As can be seen, processing of log data is divided into separate thread workers and each worker is concerned with a single file. Processing of local log data is different than the server side processing, which is performed by a specially crafted SSH command pipeline implemented by means of advanced POSIX shell scripting. The whole approach guarantees the following benefits:
Resources (CPU, memory) of the node on which Retrospective is launched are not consumed.
Different OSes, shells and tools flavors (POSIX, GNU, Solaris, other) are supported.
When the file is searched with given search criteria, then only the data matching the criteria is actually transferred through the network to Retrospective.
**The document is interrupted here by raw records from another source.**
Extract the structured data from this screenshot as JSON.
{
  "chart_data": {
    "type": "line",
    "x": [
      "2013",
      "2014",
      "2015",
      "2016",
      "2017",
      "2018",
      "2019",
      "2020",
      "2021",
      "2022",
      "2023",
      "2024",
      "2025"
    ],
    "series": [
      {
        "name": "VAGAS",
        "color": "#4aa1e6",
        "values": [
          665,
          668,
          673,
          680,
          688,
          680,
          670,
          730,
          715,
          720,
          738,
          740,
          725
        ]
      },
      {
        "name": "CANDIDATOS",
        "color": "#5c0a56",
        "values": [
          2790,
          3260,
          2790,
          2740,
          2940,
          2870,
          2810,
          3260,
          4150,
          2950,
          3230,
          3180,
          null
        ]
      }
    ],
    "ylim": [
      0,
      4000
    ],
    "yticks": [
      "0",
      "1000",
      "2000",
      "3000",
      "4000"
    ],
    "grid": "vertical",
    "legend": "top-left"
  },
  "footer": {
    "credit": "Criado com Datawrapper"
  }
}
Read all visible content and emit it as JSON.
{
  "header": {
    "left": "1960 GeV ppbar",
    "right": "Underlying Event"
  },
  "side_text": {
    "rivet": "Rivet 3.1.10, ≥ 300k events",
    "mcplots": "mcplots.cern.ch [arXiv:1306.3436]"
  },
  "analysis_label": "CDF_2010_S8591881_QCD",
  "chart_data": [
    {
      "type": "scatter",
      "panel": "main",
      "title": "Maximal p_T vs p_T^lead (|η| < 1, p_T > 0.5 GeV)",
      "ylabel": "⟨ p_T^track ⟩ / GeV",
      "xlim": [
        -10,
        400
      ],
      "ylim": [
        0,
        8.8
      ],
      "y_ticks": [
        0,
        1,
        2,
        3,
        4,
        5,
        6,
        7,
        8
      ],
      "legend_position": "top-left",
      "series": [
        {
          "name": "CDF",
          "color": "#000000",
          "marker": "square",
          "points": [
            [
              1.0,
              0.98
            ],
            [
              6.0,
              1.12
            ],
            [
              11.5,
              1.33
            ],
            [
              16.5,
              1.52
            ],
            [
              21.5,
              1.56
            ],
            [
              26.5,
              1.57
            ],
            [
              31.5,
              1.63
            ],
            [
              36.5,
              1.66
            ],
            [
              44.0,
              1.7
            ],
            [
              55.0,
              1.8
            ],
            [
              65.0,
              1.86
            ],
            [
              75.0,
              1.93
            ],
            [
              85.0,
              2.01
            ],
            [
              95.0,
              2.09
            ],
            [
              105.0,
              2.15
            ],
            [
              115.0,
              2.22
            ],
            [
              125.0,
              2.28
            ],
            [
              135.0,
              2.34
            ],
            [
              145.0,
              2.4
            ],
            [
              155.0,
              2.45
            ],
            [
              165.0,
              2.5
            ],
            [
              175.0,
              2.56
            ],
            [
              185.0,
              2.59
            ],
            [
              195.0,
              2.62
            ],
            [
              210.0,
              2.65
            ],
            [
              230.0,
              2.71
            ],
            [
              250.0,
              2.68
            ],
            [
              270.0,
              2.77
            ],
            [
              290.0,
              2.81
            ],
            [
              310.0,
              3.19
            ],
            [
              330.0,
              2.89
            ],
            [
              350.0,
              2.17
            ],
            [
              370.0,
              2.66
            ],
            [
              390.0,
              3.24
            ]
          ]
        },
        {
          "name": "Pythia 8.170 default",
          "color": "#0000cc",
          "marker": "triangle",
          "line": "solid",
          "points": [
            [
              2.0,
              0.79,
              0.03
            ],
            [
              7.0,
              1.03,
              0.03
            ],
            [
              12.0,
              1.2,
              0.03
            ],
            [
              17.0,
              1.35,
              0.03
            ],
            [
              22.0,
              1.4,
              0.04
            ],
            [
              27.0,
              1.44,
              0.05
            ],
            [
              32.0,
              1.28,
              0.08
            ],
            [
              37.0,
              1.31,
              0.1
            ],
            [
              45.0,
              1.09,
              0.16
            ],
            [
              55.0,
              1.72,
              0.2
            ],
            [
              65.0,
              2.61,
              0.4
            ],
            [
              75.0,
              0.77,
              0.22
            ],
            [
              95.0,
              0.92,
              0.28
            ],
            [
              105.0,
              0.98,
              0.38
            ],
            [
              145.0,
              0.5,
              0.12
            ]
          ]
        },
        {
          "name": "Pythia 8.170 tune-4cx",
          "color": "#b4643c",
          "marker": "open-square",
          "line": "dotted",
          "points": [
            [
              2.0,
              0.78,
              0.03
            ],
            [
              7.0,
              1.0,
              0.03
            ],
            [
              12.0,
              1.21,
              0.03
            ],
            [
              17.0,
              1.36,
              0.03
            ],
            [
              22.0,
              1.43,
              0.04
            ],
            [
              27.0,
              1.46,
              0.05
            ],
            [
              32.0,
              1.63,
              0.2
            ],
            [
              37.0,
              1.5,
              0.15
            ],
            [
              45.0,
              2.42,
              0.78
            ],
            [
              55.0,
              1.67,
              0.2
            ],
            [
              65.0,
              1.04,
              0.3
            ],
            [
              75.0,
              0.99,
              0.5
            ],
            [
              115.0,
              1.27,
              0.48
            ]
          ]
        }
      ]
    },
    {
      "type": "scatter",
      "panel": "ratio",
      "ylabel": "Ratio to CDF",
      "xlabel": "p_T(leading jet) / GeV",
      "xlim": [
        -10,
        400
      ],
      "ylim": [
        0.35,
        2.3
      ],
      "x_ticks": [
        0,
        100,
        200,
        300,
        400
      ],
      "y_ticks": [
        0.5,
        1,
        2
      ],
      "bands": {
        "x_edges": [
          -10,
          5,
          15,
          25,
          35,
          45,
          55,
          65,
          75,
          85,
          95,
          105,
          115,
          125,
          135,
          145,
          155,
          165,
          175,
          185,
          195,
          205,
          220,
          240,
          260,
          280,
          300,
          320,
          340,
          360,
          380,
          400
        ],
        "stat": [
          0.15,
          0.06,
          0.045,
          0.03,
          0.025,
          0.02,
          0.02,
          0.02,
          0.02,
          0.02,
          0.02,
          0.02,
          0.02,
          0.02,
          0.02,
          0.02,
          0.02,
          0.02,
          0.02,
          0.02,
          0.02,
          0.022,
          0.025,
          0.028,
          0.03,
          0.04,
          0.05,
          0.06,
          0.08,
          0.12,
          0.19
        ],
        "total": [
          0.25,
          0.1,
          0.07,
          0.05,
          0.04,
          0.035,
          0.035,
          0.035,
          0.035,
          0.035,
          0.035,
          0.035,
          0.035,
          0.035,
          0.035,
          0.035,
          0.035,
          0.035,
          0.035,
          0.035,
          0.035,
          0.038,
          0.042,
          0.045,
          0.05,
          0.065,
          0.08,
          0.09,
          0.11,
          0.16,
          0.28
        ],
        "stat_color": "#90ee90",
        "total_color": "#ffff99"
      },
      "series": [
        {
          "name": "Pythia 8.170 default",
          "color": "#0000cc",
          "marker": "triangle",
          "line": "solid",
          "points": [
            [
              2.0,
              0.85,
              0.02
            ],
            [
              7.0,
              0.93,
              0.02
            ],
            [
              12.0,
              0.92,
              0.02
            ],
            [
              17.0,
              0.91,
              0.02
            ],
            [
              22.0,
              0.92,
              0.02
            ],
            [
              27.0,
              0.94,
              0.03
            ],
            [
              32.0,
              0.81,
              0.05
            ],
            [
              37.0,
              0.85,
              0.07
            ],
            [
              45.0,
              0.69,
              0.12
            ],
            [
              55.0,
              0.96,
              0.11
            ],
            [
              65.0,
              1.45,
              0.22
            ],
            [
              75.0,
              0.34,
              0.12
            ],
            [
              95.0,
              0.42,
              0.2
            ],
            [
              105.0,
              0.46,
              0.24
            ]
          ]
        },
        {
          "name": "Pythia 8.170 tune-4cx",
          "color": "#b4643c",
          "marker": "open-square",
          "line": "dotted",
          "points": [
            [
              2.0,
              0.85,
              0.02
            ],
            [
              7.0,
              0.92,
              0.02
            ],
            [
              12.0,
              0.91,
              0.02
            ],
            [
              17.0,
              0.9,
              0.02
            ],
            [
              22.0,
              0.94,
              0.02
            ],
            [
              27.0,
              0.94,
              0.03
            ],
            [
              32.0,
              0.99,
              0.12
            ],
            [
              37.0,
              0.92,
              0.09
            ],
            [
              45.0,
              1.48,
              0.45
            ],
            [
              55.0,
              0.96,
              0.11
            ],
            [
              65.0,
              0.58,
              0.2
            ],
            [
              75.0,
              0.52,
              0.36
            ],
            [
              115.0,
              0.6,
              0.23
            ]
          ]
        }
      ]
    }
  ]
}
The above is also true for date/time filtering. In this case, a sophisticated polymorphic script executed as SSH commands is able to interpret and correctly filter dates in all possible formats and locales.
In many cases, Retrospective scripts used for searching are faster than regular *NIX tools (awk, grep) thanks to the usage of special optimizations.
In cases of profiles with many data sources and files, thanks to a parallel file processing, Retrospective could be compared to multiple instances of grep and awk tools executed simultaneously. This results in a significant performance boost.
By assuming an adaptive approach, Retrospective exploits the resources of the remote server in an optimal manner. If servers respond quickly, then more simultaneous search/monitor SSH commands are allowed. If servers respond slowly, then the amount of simultaneous SSH commands is reduced. In the end, we get the results only as quickly as it is possible.
By facing the challenges with a solid piece of software engineering we have ensured that the latest Retrospective release is still lightweight but a definitively more powerful tool, whose functionality and performance could easily compete with some of the sophisticated SIEM components.